La dévotion du premier samedi a 100 ans et invite les Catholiques à revenir au cœur de Marie (II)
Marie a parlé pour la première fois de cette dévotion aux enfants lors de son apparition du 13 juillet 1917 à Fatima. Elle a dit : « Je demanderai que le premier samedi de chaque mois, des communions réparatrices soient faites en expiation des péchés du monde. »
Puis, le 10 décembre 1925, les détails de la dévotion du premier samedi ont été révélés lorsque la Sainte Mère est apparue à Lucie dans son couvent de Pontevedra, en Espagne. La date correspondait à la fête de Notre-Dame de Lorette, qui célèbre la Sainte Maison de Nazareth. Notre Dame a posé sa main sur l’épaule de Lucie, et Lucie a décrit cette apparition dans son livre, Fatima in Lucia’s Own Words :
Elle tenait son Cœur immaculé dans sa main, et à ses côtés se tenait l’Enfant Jésus sur un nuage lumineux. Jésus dit : « Aie compassion du Cœur de ta Très Sainte Mère, couvert d’épines, avec lesquelles les hommes ingrats le transpercent à chaque instant, et il n’y a personne pour faire un acte de réparation afin de les enlever. »
Puis la Sainte Vierge Marie dit à Lucie : « Regarde, ma fille, mon Cœur entouré d’épines avec lesquelles les hommes ingrats me transpercent à chaque instant par leurs blasphèmes et leur ingratitude. Tente au moins de me consoler et dis que je promets d’assister à l’heure de la mort, avec les grâces nécessaires au salut, tous ceux qui, pendant cinq mois consécutifs, le premier samedi du mois, se confesseront, communieront, réciteront cinq dizaines du Rosaire et me tiendront compagnie pendant 15 minutes en méditant les 15 mystères du Rosaire, avec l’intention de me faire réparation. »
Notre Dame elle-même assure que ceux qui pratiquent cette dévotion recevront d’elle les grâces nécessaires au salut au moment de leur mort.
Jésus a donné les raisons de cette réparation à Notre Dame, y compris les cinq samedis, et a énuméré les blasphèmes lorsqu’il est apparu à sœur Lucie cinq ans plus tard. Le 29 mai 1930, il lui a dit : « Ma fille, la raison est simple : il y a cinq façons dont les gens offensent et blasphèment contre le Cœur immaculé de Marie. » Jésus a énuméré ces blasphèmes : contre son Immaculée Conception ; contre sa virginité perpétuelle ; contre sa maternité divine, refusant également de l’accepter comme Mère de toute l’humanité ; en essayant publiquement d’implanter dans le cœur des enfants l’indifférence, le manque de respect, le mépris et même la haine envers notre Mère Immaculée ; et en l’insultant directement en rejetant et en déshonorant ses images sacrées.

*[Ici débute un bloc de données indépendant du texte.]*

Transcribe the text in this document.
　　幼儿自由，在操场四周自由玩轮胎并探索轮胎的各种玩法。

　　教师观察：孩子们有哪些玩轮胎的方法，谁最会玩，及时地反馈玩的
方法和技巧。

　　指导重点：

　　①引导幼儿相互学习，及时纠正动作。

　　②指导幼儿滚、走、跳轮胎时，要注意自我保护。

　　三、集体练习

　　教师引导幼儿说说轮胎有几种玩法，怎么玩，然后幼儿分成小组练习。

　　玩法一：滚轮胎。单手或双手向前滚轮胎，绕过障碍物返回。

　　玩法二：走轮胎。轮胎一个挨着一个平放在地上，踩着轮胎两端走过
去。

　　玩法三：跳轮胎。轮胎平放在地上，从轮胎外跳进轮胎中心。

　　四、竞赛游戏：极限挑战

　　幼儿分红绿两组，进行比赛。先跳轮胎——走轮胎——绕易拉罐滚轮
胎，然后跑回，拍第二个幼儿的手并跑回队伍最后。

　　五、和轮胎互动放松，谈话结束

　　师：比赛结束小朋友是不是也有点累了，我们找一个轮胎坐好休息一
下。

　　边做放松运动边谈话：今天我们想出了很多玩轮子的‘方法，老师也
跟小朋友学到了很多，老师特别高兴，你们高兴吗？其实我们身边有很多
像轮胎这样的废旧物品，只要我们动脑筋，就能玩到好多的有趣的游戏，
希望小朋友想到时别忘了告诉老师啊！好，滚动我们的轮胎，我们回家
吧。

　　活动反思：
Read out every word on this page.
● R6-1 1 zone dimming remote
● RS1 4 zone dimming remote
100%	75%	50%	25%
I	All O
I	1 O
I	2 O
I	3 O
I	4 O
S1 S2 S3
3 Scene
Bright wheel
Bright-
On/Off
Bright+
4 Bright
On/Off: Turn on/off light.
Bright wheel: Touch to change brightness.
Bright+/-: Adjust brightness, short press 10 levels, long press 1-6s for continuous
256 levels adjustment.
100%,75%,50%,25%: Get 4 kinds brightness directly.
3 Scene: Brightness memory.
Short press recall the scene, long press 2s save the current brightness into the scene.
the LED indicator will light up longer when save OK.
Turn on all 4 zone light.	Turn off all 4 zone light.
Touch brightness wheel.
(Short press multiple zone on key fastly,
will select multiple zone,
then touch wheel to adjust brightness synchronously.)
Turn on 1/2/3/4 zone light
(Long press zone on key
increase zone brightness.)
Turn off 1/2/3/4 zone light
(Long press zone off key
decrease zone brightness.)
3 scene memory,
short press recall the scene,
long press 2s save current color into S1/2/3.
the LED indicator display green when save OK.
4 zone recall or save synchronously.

Répondre à la demande de Notre Dame « est un acte spirituel de miséricorde pour prier pour les âmes qui offensent Dieu dans sa création de la Femme », a déclaré Mgr Carollo. « Le diable déteste la Femme, et il déteste les enfants de la Femme. » En réparant ces cinq blasphèmes, « nous contribuons à réparer la désunion dans l’Église et les péchés qui offensent Dieu ».
Joseph Pronechen, 6 décembre 2025 – National Catholic Register
Prions : Je vous salue, Marie pleine de grâce ; le Seigneur est avec vous. Vous êtes bénie entre toutes les femmes et Jésus, le fruit de vos entrailles, est béni. Sainte Marie, Mère de Dieu, priez pour nous pauvres pécheurs, maintenant et à l’heure de notre mort. Amen.